Games People Play


What types of games did you enjoy playing as a child? Were you involved in sports? Did you enjoy playing solo or with others? How did you respond to winning and losing? What does competition bring up for you? What did you see others modeling? How do you think these games may have shaped you into the person you are today?

Games you played earlier in life undoubtedly impacted your developing persona. From hide n’ seek to spin the bottle, your game experiences affected you. Reflect back on your favorite times with games and consider why they were so meaningful to you. Who was involved? What were the dynamics? What was required? What was the objective?

Do you still play games now as an adult? Many people enjoy the camaraderie of game nights. From trivia to bingo, you have a lot of choices. Having the opportunity to join others in innocent games can help reduce loneliness, improve cognitive acuity and boost mental health. Adding laughter to the event releases feel-good hormones. If the games you enjoy are more physical like pickleball, tennis or paint ball, you also receive the benefits of exercise.
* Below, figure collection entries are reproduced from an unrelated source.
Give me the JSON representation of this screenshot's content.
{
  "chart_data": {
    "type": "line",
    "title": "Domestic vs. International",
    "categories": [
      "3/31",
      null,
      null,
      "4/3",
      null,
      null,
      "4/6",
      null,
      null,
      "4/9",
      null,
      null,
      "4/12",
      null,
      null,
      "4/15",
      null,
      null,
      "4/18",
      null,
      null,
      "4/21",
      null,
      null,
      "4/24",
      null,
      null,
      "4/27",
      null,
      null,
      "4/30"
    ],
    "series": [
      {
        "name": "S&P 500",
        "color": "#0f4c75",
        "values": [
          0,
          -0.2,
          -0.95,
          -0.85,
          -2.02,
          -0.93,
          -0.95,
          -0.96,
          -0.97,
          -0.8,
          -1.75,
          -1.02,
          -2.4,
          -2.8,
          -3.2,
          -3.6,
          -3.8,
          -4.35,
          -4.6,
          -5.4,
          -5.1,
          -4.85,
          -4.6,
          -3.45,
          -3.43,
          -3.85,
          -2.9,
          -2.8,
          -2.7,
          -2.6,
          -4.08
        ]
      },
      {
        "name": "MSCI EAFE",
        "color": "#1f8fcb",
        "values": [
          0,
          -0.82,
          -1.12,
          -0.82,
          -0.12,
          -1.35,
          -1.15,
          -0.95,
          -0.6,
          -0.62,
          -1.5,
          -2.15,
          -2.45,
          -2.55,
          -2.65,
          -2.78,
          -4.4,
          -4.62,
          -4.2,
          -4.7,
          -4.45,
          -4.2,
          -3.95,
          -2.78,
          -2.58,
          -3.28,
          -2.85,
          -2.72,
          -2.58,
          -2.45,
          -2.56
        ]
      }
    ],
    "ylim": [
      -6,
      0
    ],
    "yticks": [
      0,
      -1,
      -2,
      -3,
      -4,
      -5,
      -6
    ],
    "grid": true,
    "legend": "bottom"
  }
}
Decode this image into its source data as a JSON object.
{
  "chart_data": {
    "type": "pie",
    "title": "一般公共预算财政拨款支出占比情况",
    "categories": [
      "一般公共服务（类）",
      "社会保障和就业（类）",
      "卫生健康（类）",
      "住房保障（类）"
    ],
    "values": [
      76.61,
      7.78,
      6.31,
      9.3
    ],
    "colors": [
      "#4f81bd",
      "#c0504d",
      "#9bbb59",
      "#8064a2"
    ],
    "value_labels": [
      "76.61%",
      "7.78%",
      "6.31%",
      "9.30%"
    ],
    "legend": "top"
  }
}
Many games are all in good fun, aren’t they? They provide a way to engage others and enjoy fellowship. Some adult games, however, are not so fun. Psychological games that some people play can have a detrimental impact on those around them. There are many types of unhealthy dynamics in this category. A few include gaslighting, stonewalling, devaluing, gossiping, criticizing and triangulating. Each of these types of games are perpetrated on others because the initiator doesn’t want to be authentic or honest. It’s aggressive or passive-aggressive manipulation. When encountering these types of difficult relationships, it’s important to set clear boundaries and speak up for yourself.

Seek out people who enjoy games that uplift and elevate others. Remove yourself from those who cause harm.